Recently released papers surrounding the centennial celebration of this mythic event reveal that Chanler’s VIP “access” allowed him to replace and rotate his most-talked-and-written-about screens with more than a dozen others. The result being, that in the single month during which the Armory Show captivated New York — and the world, Chanler was represented by as many as 24 works. In a sense, then, Chanler showed more of his work than any other American or European artist, including Picasso and Cezanne. Not surprisingly, the reputation of “The Grand Bohemian,” as Cosmopolitan called him, went through the roof. But astounding as his screens were and were to become, Chanler’s legend would depend upon the decorative environments he would create in the private homes of somewhat eccentric wealth. (Imagine Hearst’s San Simeon on LSD, and you begin to get the picture…)
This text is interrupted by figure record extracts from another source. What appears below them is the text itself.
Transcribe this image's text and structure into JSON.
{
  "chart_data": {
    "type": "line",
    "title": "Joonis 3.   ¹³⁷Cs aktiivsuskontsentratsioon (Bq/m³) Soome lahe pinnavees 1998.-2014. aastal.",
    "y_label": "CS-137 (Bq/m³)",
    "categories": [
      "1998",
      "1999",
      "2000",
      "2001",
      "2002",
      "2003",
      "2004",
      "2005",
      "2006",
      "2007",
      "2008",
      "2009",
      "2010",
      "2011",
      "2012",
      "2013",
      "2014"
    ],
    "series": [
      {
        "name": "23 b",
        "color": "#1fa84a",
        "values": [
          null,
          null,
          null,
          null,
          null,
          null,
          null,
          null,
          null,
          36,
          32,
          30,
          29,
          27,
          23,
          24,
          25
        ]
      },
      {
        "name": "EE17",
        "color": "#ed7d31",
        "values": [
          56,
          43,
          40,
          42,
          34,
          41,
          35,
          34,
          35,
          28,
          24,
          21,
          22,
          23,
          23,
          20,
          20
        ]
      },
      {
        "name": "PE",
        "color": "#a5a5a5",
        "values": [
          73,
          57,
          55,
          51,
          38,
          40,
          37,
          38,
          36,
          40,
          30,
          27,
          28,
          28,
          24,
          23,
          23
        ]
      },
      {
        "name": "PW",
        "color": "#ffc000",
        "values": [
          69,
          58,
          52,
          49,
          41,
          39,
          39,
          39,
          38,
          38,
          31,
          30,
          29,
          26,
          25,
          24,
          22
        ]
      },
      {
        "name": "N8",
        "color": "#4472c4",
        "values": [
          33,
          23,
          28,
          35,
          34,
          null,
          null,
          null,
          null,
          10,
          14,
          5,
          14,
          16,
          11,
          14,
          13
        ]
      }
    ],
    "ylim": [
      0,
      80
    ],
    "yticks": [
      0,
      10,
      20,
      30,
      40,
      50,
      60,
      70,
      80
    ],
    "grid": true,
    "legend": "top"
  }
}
Much of Robert Winthrop Chanler: Discovering The Fantastic understandably focuses on the restoration of these long-ignored treasures with increasingly technical chapters. Especially noteworthy is the newly revealed fireplace and chimney of Gertrude Vanderbilt Whitney’s Greenwich Village studio; its massive, rigid flames obviously topping the French at their own game. Suffice to say: once you hold this book in your hands, the cheap tricks of a Jeff Koons are instantly exposed as such. While the authentic wonders found between the covers of this book indeed pry the lid off Chanler’s forgotten accomplishment…they reveal what? An American DuChamp? A Jules Verne of art — 40,000 leagues beneath historic recall? Actually, none of these descriptions do RWC justice, for the best of his work is beyond metaphor.
Which is why I highly recommend you acquire this book and, in Chanleresque style, consume it whole — with one caveat. We’ve all heard the cliché that true genius must risk failure at every turn. Well, with Chanler this old chestnut becomes formidable truth. For he does absolutely “lose it” from time to time, particularly in portraiture.
While the academic cool of a many-authored-essay-style art book infrequently satisfies a fan of biography, here such compartmentalization is welcome, perhaps even necessary. Front and center we find: the work, its place in history, and debate surrounding its importance, disappearance, restoration, and — we hope — renaissance. So our primary attention stays with the art, which is proper to any rediscovery process.
However, this approach begs for a full-scale biography, a portion of which is herewith supplied in miniature as regards RWC’s significance to Woodstock.
Immediately following his 1912 divorce from Lina Cavalieri (and just before the Armory Show), “Sheriff Bob” makes a pilgrimage to Indian Country in Arizona. Period photographs show him frolicking with a young actress named Clemence “Clemmie” Randolph, who becomes Chanler’s “primary life companion” thereafter.